Manhattan women's coach John Olenowski had the perfect description, after his team's 72-50 quarterfinal-round tournament loss to Marist Friday, surely one shared throughout the league toward the Red Foxes.
"We ran into a juggernaut, as we all know," said the Jaspers' coach.
Juggernaut, indeed. Marist ripped through regular-season conference play with an 18-0 record, won games by an average of 24.7 points per game, have won the last 10 regular-season league crowns and are chasing their eighth straight tournament title.
And, this is as unexpected as any run in Marist's history under 11th-year head coach Brian Giorgis.
"There's nothing we haven't heard in terms of expectations and what we should do," said Giorgis. "But there's not a more-deserving group, and I haven't had a team get more out of its abilities than this group."
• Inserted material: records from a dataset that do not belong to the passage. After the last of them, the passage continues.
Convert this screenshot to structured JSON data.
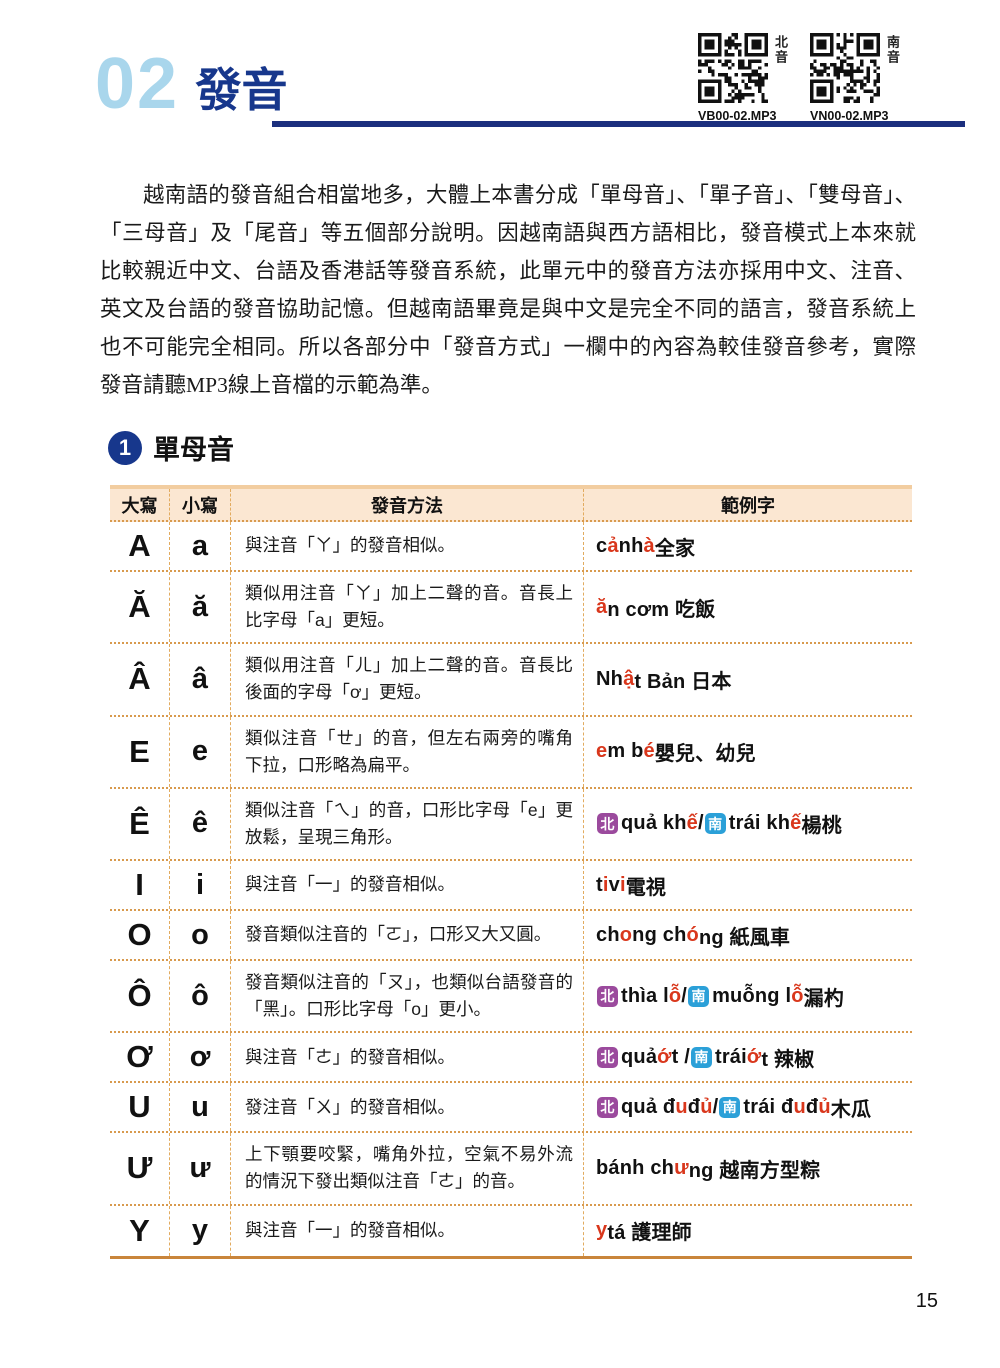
{
  "header": {
    "chapter_number": "02",
    "chapter_title": "發音",
    "qr_codes": [
      {
        "side_label": "北音",
        "file": "VB00-02.MP3"
      },
      {
        "side_label": "南音",
        "file": "VN00-02.MP3"
      }
    ]
  },
  "intro": {
    "text": "越南語的發音組合相當地多，大體上本書分成「單母音」、「單子音」、「雙母音」、「三母音」及「尾音」等五個部分說明。因越南語與西方語相比，發音模式上本來就比較親近中文、台語及香港話等發音系統，此單元中的發音方法亦採用中文、注音、英文及台語的發音協助記憶。但越南語畢竟是與中文是完全不同的語言，發音系統上也不可能完全相同。所以各部分中「發音方式」一欄中的內容為較佳發音參考，實際發音請聽MP3線上音檔的示範為準。"
  },
  "section": {
    "number": "1",
    "title": "單母音"
  },
  "table": {
    "headers": [
      "大寫",
      "小寫",
      "發音方法",
      "範例字"
    ],
    "badge_legend": {
      "bn": "北",
      "bs": "南"
    },
    "rows": [
      {
        "upper": "A",
        "lower": "a",
        "method": "與注音「ㄚ」的發音相似。",
        "example": [
          {
            "t": "c"
          },
          {
            "t": "ả",
            "s": "r"
          },
          {
            "t": " nh"
          },
          {
            "t": "à",
            "s": "r"
          },
          {
            "t": " 全家"
          }
        ]
      },
      {
        "upper": "Ă",
        "lower": "ă",
        "method": "類似用注音「ㄚ」加上二聲的音。音長上比字母「a」更短。",
        "example": [
          {
            "t": "ă",
            "s": "r"
          },
          {
            "t": "n cơm 吃飯"
          }
        ]
      },
      {
        "upper": "Â",
        "lower": "â",
        "method": "類似用注音「ㄦ」加上二聲的音。音長比後面的字母「ơ」更短。",
        "example": [
          {
            "t": "Nh"
          },
          {
            "t": "ậ",
            "s": "r"
          },
          {
            "t": "t Bản 日本"
          }
        ]
      },
      {
        "upper": "E",
        "lower": "e",
        "method": "類似注音「ㄝ」的音，但左右兩旁的嘴角下拉，口形略為扁平。",
        "example": [
          {
            "t": "e",
            "s": "r"
          },
          {
            "t": "m b"
          },
          {
            "t": "é",
            "s": "r"
          },
          {
            "t": " 嬰兒、幼兒"
          }
        ]
      },
      {
        "upper": "Ê",
        "lower": "ê",
        "method": "類似注音「ㄟ」的音，口形比字母「e」更放鬆，呈現三角形。",
        "example": [
          {
            "t": "北",
            "s": "bn"
          },
          {
            "t": "quả kh"
          },
          {
            "t": "ế",
            "s": "r"
          },
          {
            "t": " / "
          },
          {
            "t": "南",
            "s": "bs"
          },
          {
            "t": "trái kh"
          },
          {
            "t": "ế",
            "s": "r"
          },
          {
            "t": " 楊桃"
          }
        ]
      },
      {
        "upper": "I",
        "lower": "i",
        "method": "與注音「一」的發音相似。",
        "example": [
          {
            "t": "t"
          },
          {
            "t": "i",
            "s": "r"
          },
          {
            "t": "v"
          },
          {
            "t": "i",
            "s": "r"
          },
          {
            "t": " 電視"
          }
        ]
      },
      {
        "upper": "O",
        "lower": "o",
        "method": "發音類似注音的「ㄛ」，口形又大又圓。",
        "example": [
          {
            "t": "ch"
          },
          {
            "t": "o",
            "s": "r"
          },
          {
            "t": "ng ch"
          },
          {
            "t": "ó",
            "s": "r"
          },
          {
            "t": "ng 紙風車"
          }
        ]
      },
      {
        "upper": "Ô",
        "lower": "ô",
        "method": "發音類似注音的「ㄡ」，也類似台語發音的「黑」。口形比字母「o」更小。",
        "example": [
          {
            "t": "北",
            "s": "bn"
          },
          {
            "t": "thìa l"
          },
          {
            "t": "ỗ",
            "s": "r"
          },
          {
            "t": " / "
          },
          {
            "t": "南",
            "s": "bs"
          },
          {
            "t": "muỗng l"
          },
          {
            "t": "ỗ",
            "s": "r"
          },
          {
            "t": " 漏杓"
          }
        ]
      },
      {
        "upper": "Ơ",
        "lower": "ơ",
        "method": "與注音「ㄜ」的發音相似。",
        "example": [
          {
            "t": "北",
            "s": "bn"
          },
          {
            "t": "quả "
          },
          {
            "t": "ớ",
            "s": "r"
          },
          {
            "t": "t / "
          },
          {
            "t": "南",
            "s": "bs"
          },
          {
            "t": "trái "
          },
          {
            "t": "ớ",
            "s": "r"
          },
          {
            "t": "t 辣椒"
          }
        ]
      },
      {
        "upper": "U",
        "lower": "u",
        "method": "發注音「ㄨ」的發音相似。",
        "example": [
          {
            "t": "北",
            "s": "bn"
          },
          {
            "t": "quả đ"
          },
          {
            "t": "u",
            "s": "r"
          },
          {
            "t": " đ"
          },
          {
            "t": "ủ",
            "s": "r"
          },
          {
            "t": " / "
          },
          {
            "t": "南",
            "s": "bs"
          },
          {
            "t": "trái đ"
          },
          {
            "t": "u",
            "s": "r"
          },
          {
            "t": " đ"
          },
          {
            "t": "ủ",
            "s": "r"
          },
          {
            "t": " 木瓜"
          }
        ]
      },
      {
        "upper": "Ư",
        "lower": "ư",
        "method": "上下顎要咬緊，嘴角外拉，空氣不易外流的情況下發出類似注音「ㄜ」的音。",
        "example": [
          {
            "t": "bánh ch"
          },
          {
            "t": "ư",
            "s": "r"
          },
          {
            "t": "ng 越南方型粽"
          }
        ]
      },
      {
        "upper": "Y",
        "lower": "y",
        "method": "與注音「一」的發音相似。",
        "example": [
          {
            "t": "y",
            "s": "r"
          },
          {
            "t": " tá 護理師"
          }
        ]
      }
    ]
  },
  "page": {
    "number": "15"
  },
  "colors": {
    "chapter_number_blue": "#a9d6ec",
    "navy": "#17378c",
    "rule_navy": "#1b2f7e",
    "table_header_bg": "#fbe7d2",
    "table_border_orange": "#c9853b",
    "table_dotted": "#d89a4e",
    "highlight_red": "#d9371c",
    "badge_north_purple": "#9b4a9d",
    "badge_south_blue": "#2ba0d8"
  }
}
Indeed, the Red Foxes lost two quality post players at the start of the current season, and adapted on the fly, employing probably the smallest, quickest lineup it has ever put on the court under Giorgis.
And, the team never skipped a proverbial beat, and certainly not on Friday against the last team to beat Marist in a conference game (Marist has won 29 straight against league foes since Manhattan beat the Red Foxes, 48-44, on Feb. 4, 2012).
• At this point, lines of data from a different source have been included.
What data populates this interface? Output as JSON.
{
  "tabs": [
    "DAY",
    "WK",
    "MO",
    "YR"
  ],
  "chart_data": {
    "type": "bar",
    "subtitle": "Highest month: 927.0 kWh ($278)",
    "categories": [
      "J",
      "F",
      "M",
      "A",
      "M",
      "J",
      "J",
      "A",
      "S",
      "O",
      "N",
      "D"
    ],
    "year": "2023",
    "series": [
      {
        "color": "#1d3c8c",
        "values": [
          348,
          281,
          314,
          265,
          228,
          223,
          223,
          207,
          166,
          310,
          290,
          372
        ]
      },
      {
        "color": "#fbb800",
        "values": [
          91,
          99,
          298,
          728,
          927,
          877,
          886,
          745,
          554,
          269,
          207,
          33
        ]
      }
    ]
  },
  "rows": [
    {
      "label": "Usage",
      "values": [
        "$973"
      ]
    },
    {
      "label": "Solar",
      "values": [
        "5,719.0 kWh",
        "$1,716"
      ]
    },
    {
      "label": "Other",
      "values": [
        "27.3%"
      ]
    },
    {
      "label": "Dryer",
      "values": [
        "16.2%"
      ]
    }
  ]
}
But, the Jaspers hung around for a while on Friday, getting to within nine, 31-25, on Monica Roeder's three-pointer on the first play after haftime.
And, then, the winners went on a 27-4 run that just pushed things farther and farther out of reach.
"It was like the last two times we played them ... we only led by one at halftime at their place, and only by five at the half at our place," said Giorgis. "This time, same thing at the start of the second half. We felt fortunate to be up by nine at halftime and, then, they cut it to six.
"We needed better movement, and we got it in the second half. And, any time you only have seven turnovers against him (Manhattan coach Olenowski) .... we just took care of the ball, got shots and made some shots."
Marist, after shooting just 33.3 percent from the field in the first half, made 45.5 percent after the break. It typically had balanced scoring with Elizabeth Beynnon (14), Leanne Ockenden and reserve Madeline Blais (13 each) and freshman reserve Sydney Coffey (11) getting into double figures.
"When we got up by 26 or 28, that gave guys a chance to rest," said Giorgis. "We didn't have anyone play more than 29 minutes."
And, that means the "juggernaut" will be well-rested for today's 11:30 a.m. semifinal-round contest against the winner of today's Rider-Niagara contest.